7 comments to The Game to End All Games & 45 for 45

  • Tom in Sunnyside

    Last night’s game definitely had aspects of the trench warfare of WW I. I reached for something from The Princess Bride:

    You fell victim to one of the classic blunders – The most famous of which is “never get involved in a land war in Asia” – but only slightly less well-known is this: “Never go against La Russa when the game is on the line”! Ha ha ha ha ha ha ha! Ha ha ha ha ha ha ha! Ha ha ha…

  • insidepitcher

    Thank you Greg for your kind words and support!

  • Joe D.

    Hi Greg,

    That extremely clever analogy was written by a 16 year old? What intelligence and wit for someone so young.

    Reassuring to know the future fandom of the orange and blue will be left in such good hands.
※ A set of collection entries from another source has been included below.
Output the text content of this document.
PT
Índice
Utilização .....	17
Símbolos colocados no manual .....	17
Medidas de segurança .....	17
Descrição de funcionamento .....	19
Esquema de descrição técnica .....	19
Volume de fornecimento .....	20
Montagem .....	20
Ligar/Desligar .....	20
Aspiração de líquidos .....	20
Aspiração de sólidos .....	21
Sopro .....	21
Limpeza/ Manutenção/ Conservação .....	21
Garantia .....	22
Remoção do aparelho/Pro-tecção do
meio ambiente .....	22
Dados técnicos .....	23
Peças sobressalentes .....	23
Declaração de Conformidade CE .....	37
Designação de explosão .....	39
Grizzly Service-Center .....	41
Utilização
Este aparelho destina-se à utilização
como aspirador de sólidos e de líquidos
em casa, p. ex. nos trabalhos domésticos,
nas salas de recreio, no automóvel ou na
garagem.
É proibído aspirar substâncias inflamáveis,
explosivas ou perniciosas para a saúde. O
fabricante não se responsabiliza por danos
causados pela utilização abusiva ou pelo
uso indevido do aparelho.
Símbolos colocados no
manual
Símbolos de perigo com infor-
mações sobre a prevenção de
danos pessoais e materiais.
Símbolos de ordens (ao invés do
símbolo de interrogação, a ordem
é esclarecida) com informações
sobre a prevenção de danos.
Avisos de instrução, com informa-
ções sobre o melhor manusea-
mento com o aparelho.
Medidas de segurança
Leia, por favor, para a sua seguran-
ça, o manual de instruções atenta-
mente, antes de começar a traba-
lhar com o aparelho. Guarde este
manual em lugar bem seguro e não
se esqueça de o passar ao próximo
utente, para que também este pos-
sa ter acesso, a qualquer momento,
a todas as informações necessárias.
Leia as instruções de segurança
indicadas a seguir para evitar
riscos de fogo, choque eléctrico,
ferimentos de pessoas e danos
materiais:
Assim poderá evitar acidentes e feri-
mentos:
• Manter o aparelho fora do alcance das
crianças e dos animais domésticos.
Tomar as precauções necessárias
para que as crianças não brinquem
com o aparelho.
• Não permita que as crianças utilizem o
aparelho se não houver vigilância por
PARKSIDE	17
  • Don’t forget that the longest game in American League history was a 25-inning White Sox win over the Brewers in 1984, and, since he was scheduled to pitch the next day anyway, when it was resumed, Tom Seaver pitched the 25th inning, and ended up as the winning pitcher in both games.

    But that 4th of July marathon in 1985 was sick. I’ve got the ESPN Classic rebroadcast, with the Braves’ voice going bananas. Yes, that John Sterling. I’ll say this for the Mets: You guys have never wanted to smack your own broadcasters. If I have to listen one more time to Sterling say, “It is high! It is far! It is a foul ball!” I’m going to lose it.

  • Joe D.

    Mike,

    Feel the same way about Sterling and so do many of the Yankee fans that I know. Ralph Kiner often called foul ball home runs in his day, but the difference was those were honest mistakes by Ralph based on the moment whereas Sterling’s are caused by him concentrating on his act and the timing of his delivery.

    Sterling is unable to paint a picture of the action as it is happening for the listening audience which is the sign of a poor play by play person. His credibility is hastened even more by how Suzyn Waldman shows him up with her analysis.
    And there are many Yankee fans who tell Francesca they listen to him during afternoon games because they can’t stand listening to Sterling.

    I think he is a shrewd and intelligent individual who knows that coming across as a baffoon is what made his mark in the business. Guess he doesn’t care what the public perception is as long as the money comes in.

  • CharlieH

    Jace said: “April 18, was the date in 1965…”

    That was a LOADED day:

    — It was my parents’ 1st anniversary
    — It was the day I was baptized
    — It was Easter

    I never knew it was also the day we all starterd to believe.